À noter : l'Assurance Maladie propose un outil en ligne d'évaluation des risques professionnels (OIRA), disponible gratuitement. Grâce à un questionnaire anonyme structuré, chaque employeur peut bénéficier d'un diagnostic des risques liés à son activité et obtenir un document unique sur-mesure.

Les panneaux syndicaux

L’employeur a l’obligation d’afficher les communications syndicales pour chaque section syndicale de l’entreprise, pour les délégués du personnel, mais aussi pour le comité d’entreprise (articles L. 2142-3 et suivants du Code du travail).

Nombre de salariés et affichages obligatoires dans l'entreprise

Lorsque l’entreprise compte au moins 11 salariés

L’employeur doit alors afficher la procédure d'organisation de l'élection des délégués du personnel (ou du comité d'entreprise à partir de 50 salariés) – article L. 311-1 du Code du travail.

Lorsque l’entreprise compte au moins 50 salariés

L’employeur doit afficher le règlement intérieur comportant les règles en matière d’hygiène, de sécurité, de sanctions, etc. (articles L. 1321-1 à L. 1321-4 et R. 1321-1 du Code du travail).

Les entreprises qui emploient habituellement au moins 50 salariés doivent rédiger un règlement intérieur à destination des salariés en application de l'article L. 1311-2 du Code du travail, modifié par la loi PACTE n° 2019-486 du 22 mai 2019 (l'obligation s'applique au terme d'un délai de douze mois à compter de la date à laquelle le seuil de cinquante salariés a été atteint).

L’employeur doit aussi afficher la procédure d'organisation de l'élection des membres du comité d’entreprise (article L. 2324-4 du Code du travail). L’employeur doit afficher les noms des membres du CHSCT et l'emplacement de leur poste de travail (articles L. 4742-1 et R. 4613-8 du Code du travail). Par ailleurs, l’employeur doit afficher les accords de participation (article D. 3323-12 du Code du travail).
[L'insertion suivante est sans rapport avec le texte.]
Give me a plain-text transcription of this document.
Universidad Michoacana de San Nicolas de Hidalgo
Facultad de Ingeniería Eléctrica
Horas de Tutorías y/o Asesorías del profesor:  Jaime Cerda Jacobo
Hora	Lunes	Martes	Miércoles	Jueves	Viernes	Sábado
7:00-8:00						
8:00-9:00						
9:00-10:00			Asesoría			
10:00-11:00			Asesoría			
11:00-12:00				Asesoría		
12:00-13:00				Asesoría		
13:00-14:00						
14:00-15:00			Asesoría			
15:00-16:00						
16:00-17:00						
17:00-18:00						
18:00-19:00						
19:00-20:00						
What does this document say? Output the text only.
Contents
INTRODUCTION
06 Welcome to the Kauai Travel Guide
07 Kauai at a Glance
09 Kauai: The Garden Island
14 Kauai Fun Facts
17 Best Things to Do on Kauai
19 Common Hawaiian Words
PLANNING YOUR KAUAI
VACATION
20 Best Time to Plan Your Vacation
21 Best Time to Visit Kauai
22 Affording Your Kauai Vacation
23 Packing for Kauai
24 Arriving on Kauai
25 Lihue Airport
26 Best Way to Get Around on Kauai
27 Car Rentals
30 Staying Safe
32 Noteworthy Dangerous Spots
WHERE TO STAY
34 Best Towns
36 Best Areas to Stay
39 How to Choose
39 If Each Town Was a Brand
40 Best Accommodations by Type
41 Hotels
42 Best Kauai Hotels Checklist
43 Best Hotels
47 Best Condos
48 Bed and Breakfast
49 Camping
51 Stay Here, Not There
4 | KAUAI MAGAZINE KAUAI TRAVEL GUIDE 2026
Bon à savoir : une ordonnance de simplification permet de remplacer certaines obligations d’affichage par une obligation d’information par tout moyen. Cette obligation d’information concerne les obligations d'affichage relatives aux sanctions pénales encourues en cas de discrimination, de harcèlement moral ou sexuel mais aussi les obligations d’affichages relatives aux élections des délégués du personnel et des représentants du personnel au comité d'entreprise.